Bei manchen Klappentexten bereut man, sie gelesen zu haben: Wenn man beispielsweise erfährt, dass es sich bei der Prosa der Autorin um eine "fragile Textur" handle, fühlt man sich implizit aufgefordert, beim Lesen behutsam zu sein, am besten nichts "anzugreifen". Es ist der Klappentext zum Debüt der jungen, in Zürich lebenden Autorin Melinda Nadj Abonji, der solcherart ein bisschen gar laut "Achtung, Porzellanladen!" ruft. Das ist nicht gut; man wird als Leser nur ungern für einen potenziellen Elefanten gehalten. Das Unbehagen, das einen somit bereits auf dem Weg zu "Im Schaufenster im Frühling" überfallen hat, verflüchtigt sich auch während der Lektüre nicht ganz.

Im Mittelpunkt des Romans steht Luisa - ihre Beziehungen, ihre Welt als Kind, als Mädchen, als junge Frau. Es ist ein Leben, das nicht glücklich werden kann. Luisas Kindheit ist geprägt von familiärer Gewalt.
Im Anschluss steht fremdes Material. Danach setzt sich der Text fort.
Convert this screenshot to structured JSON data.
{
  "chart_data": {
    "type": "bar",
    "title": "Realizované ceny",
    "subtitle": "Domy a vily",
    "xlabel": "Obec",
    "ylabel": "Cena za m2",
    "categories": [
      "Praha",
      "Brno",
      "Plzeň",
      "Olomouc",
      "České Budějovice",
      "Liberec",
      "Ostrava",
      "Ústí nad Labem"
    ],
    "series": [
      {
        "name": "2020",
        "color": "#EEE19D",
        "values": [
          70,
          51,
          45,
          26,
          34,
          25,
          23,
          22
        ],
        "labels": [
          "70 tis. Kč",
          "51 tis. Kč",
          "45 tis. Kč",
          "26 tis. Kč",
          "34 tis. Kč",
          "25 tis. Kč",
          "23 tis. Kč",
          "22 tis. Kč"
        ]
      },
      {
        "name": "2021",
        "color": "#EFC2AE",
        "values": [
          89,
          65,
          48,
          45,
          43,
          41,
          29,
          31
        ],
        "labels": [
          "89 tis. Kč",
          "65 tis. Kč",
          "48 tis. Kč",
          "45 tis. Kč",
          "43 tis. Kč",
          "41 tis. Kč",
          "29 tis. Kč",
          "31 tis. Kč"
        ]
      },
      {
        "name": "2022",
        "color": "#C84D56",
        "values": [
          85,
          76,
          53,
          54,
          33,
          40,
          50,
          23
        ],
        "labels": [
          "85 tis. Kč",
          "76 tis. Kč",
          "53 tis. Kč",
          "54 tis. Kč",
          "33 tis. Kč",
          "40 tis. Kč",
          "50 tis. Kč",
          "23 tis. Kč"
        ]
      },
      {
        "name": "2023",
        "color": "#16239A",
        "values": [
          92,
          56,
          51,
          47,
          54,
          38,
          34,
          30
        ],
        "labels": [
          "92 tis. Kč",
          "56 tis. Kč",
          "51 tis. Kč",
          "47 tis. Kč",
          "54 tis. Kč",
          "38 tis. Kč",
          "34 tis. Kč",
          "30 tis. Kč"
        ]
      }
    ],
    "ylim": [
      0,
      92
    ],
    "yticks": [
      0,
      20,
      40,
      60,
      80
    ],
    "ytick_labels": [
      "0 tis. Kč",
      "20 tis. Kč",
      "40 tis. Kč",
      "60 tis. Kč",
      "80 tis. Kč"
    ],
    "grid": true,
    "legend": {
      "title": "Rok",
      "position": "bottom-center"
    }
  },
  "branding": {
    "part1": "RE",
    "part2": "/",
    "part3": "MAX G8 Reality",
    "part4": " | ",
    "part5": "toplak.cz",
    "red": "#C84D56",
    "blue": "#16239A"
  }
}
Der Vater schlägt sie, die Mutter ist schwach. In der Familie ihrer besten Freundin Antonella geht es beinahe noch schlimmer zu. Zuflucht finden die beiden Mädchen bei Herrn Zamboni, dem Friseur. Er, sein Salon, sein Hund im Schaufenster, das bestimmt den sonnigen Gegenort in Luisas Leben.
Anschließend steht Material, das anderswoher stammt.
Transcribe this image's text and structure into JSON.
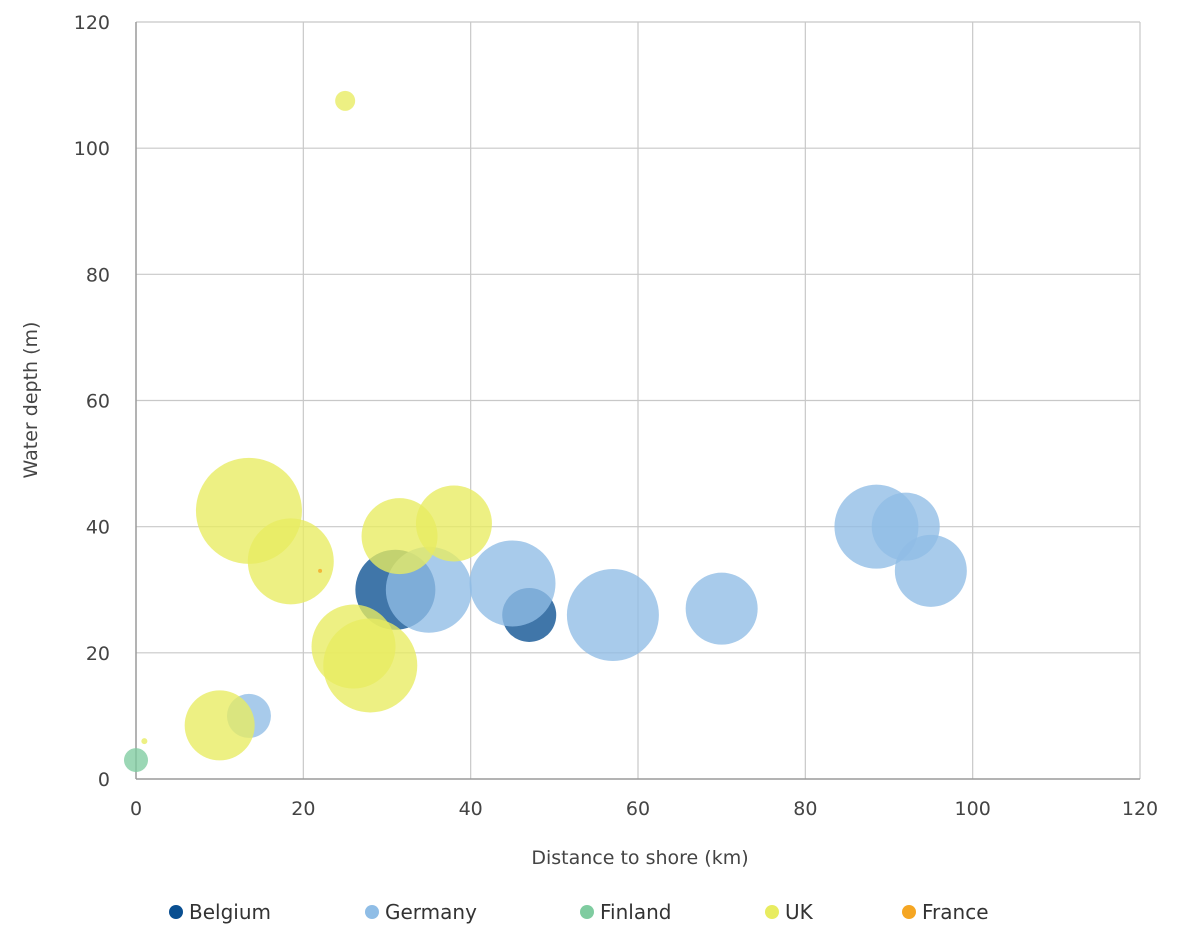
{
  "chart_data": {
    "type": "scatter",
    "xlabel": "Distance to shore (km)",
    "ylabel": "Water depth (m)",
    "xlim": [
      0,
      120
    ],
    "ylim": [
      0,
      120
    ],
    "x_ticks": [
      "0",
      "20",
      "40",
      "60",
      "80",
      "100",
      "120"
    ],
    "y_ticks": [
      "0",
      "20",
      "40",
      "60",
      "80",
      "100",
      "120"
    ],
    "grid": true,
    "legend_position": "bottom",
    "series": [
      {
        "name": "Belgium",
        "color": "#0a4f91",
        "points": [
          {
            "x": 31,
            "y": 30,
            "size": 40
          },
          {
            "x": 47,
            "y": 26,
            "size": 27
          }
        ]
      },
      {
        "name": "Germany",
        "color": "#8fbde6",
        "points": [
          {
            "x": 13.5,
            "y": 10,
            "size": 22
          },
          {
            "x": 35,
            "y": 30,
            "size": 43
          },
          {
            "x": 45,
            "y": 31,
            "size": 43
          },
          {
            "x": 57,
            "y": 26,
            "size": 46
          },
          {
            "x": 70,
            "y": 27,
            "size": 36
          },
          {
            "x": 88.5,
            "y": 40,
            "size": 42
          },
          {
            "x": 92,
            "y": 40,
            "size": 34
          },
          {
            "x": 95,
            "y": 33,
            "size": 36
          }
        ]
      },
      {
        "name": "Finland",
        "color": "#7fcca0",
        "points": [
          {
            "x": 0,
            "y": 3,
            "size": 12
          }
        ]
      },
      {
        "name": "UK",
        "color": "#e8ec60",
        "points": [
          {
            "x": 25,
            "y": 107.5,
            "size": 10
          },
          {
            "x": 1,
            "y": 6,
            "size": 3
          },
          {
            "x": 10,
            "y": 8.5,
            "size": 35
          },
          {
            "x": 13.5,
            "y": 42.5,
            "size": 53
          },
          {
            "x": 18.5,
            "y": 34.5,
            "size": 43
          },
          {
            "x": 26,
            "y": 21,
            "size": 42
          },
          {
            "x": 28,
            "y": 18,
            "size": 47
          },
          {
            "x": 31.5,
            "y": 38.5,
            "size": 38
          },
          {
            "x": 38,
            "y": 40.5,
            "size": 38
          }
        ]
      },
      {
        "name": "France",
        "color": "#f5a623",
        "points": [
          {
            "x": 22,
            "y": 33,
            "size": 2
          }
        ]
      }
    ]
  }
}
Das Muster ist vorgegeben, was folgt, sind Wiederholungen. Als junge Frau lebt Luisa in Wien. Die beste Freundin heißt nun Valerie und hat Gefängnis-Erfahrung. Geborgenheit sucht Luisa bei ihrer alten Nachbarin, Frau Sunder. Und der verheiratete Geliebte hat unter seinem Bett eine Waffe versteckt. Einzig die Frage, wer wem Gewalt antun wird, scheint eine neue Antwort zu finden. Denn es ist Luisa, die die Waffe auf den Geliebten richtet.

Zahlreich sind die formalen und stilistischen Einfälle, die Nadj Abonji aufbietet, um Luisas Wahrnehmungen und ihre Entwicklung sprachlich und durch die gesamte Konstruktion des Romans zum Ausdruck zu bringen. Erzählt wird von Luisas Standpunkt aus. Was anrührt, ist die kommentarlos lakonische und lebendige Schilderung der Welt des Kindes.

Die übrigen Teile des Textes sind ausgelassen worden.